Lavaters Schriften gewinnen zunehmend wieder an Interesse. Die Historisch-Kritische Ausgabe ausgewählter Werke in 10 Bänden, deren erste Bände im April 2001 erschienen sind, bezieht den umfangreichen, zum grössten Teil in der Zentralbibliothek Zürich deponierten Nachlass ein und bringt eine repräsentative Auswahl der theologischen, philosophisch-pädagogischen, politischen, poetischen und kritischen Schriften Lavaters. Dabei werden besonders jene Werke berücksichtigt und ediert, die wirkungsgeschichtlich von Bedeutung waren. Mit diesem Werk legte Lavater den Grundstein zu seinem Lehrgebäude vom Leben nach dem Tod. Auf Bibelstellen basierend, entwarf er in 25 Briefen an den Arzt und Freund Johann Georg Zimmermann eine Welt, die ihm selbst logisch und vernünftig, dem Zeitalter der Aufklärung aber utopisch und gewagt erschien.

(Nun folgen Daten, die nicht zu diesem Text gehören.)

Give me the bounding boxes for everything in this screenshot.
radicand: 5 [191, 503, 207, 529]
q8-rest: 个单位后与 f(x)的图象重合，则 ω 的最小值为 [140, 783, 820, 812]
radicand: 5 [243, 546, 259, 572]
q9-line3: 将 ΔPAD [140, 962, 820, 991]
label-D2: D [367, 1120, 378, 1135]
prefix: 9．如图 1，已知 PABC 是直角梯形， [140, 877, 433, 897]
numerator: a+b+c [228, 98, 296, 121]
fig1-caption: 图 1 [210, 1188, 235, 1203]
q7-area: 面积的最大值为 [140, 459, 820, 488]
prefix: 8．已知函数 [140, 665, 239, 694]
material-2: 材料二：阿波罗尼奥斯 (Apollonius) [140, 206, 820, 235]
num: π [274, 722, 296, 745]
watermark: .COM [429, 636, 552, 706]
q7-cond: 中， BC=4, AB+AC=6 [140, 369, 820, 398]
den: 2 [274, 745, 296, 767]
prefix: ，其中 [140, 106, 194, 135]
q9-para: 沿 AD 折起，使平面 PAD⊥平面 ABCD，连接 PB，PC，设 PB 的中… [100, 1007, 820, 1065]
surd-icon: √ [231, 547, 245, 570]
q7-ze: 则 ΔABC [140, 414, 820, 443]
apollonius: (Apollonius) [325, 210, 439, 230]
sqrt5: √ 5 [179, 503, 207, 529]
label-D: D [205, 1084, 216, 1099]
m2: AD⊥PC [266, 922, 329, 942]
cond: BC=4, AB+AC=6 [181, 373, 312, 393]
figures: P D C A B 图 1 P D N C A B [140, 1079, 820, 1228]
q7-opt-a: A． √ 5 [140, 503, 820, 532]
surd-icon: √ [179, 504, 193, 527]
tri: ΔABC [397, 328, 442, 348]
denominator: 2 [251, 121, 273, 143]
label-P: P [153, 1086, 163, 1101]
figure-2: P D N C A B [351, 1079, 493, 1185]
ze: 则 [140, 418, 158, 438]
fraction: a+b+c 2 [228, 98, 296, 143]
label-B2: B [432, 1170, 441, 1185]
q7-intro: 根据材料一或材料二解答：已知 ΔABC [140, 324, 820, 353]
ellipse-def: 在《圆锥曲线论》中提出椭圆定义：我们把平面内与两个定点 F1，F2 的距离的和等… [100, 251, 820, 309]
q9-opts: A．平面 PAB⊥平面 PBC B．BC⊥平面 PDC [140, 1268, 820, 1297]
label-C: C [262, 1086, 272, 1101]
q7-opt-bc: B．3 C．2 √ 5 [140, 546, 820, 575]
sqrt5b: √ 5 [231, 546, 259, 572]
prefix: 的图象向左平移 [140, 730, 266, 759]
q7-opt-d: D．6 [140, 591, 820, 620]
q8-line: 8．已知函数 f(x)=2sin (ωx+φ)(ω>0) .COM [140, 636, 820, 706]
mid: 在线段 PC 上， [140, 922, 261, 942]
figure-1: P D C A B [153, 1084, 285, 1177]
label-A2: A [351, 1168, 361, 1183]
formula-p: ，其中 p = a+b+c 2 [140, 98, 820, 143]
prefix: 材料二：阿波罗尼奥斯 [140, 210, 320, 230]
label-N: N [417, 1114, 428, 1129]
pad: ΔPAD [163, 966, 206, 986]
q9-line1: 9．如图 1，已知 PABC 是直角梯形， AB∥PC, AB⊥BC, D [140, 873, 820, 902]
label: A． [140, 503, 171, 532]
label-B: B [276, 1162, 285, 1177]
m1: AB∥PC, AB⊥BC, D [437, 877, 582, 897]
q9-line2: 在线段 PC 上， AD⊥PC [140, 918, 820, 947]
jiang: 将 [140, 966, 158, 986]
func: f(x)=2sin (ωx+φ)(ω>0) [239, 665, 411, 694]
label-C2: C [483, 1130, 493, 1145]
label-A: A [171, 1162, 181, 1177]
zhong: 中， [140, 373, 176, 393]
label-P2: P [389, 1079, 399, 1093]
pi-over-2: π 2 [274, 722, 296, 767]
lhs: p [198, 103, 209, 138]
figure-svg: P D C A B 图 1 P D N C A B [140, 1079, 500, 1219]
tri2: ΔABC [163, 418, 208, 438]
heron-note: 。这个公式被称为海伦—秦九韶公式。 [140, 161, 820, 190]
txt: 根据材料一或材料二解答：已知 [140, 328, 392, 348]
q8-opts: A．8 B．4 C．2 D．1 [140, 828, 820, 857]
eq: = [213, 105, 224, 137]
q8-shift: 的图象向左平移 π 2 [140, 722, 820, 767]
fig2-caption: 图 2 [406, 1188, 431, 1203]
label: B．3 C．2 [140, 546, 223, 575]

Perlentaucher-Notiz zur NZZ-Rezension
Karl Pestalozzi bespricht die als zweiten Band der Ausgewählten Werke Johann Caspar Lavaters erscheinenden "Aussichten in die Ewigkeit" (1768-1773/78) und, mit einem wenig aussagekräftigen Satz allerdings nur (ermöglicht es, Lavaters Werk "im Ganzen und im Einzelnen" zu überblicken), den Ergänzungsband "Bibliographie der Werke Lavaters" (beide aus dem NZZ-Buchverlag). Lavater lesen, aber wie? Der Rezensent nimmt sich viel Zeit, uns die Aktualität des Schriftstellers Lavater auseinanderzusetzen. Den laut Pestalozzi einem heutigen Leser "zugänglichen" patriotischen und menschenkundlichen Schriften, stellt er die "gedruckten geistlichen Schriften" gegenüber, "die uns beim Lesen am meisten Geduld abverlangen" und deren spannendes Moment er herausstreicht, indem er sie uns als "bibelnahe Mimikry ... als scheinbar unverdächtiges Tarnkleid für eine von der orthodoxen reformierten Theologie abweichende, wenn nicht gar ketzerische Botschaft" vorstellt. Deren Kern ist es, den Pestalozzi in Lavaters "erstem großen Werk", den 25 Biefen der "Aussichten auf die Ewigkeit" am umfassendsten und geschlossensten dargelegt sieht. In seiner Faszination über die "überredende Sprachgewalt", vor allem aber über die "kühnen Visionen" der Lavaterschen Christologie (Christus als Urbild des Menschen), mit der der Autor vielfach "in die Nähe einer science fiction" gerät, zeigt der Rezensent sich nicht eben gottesfürchtig.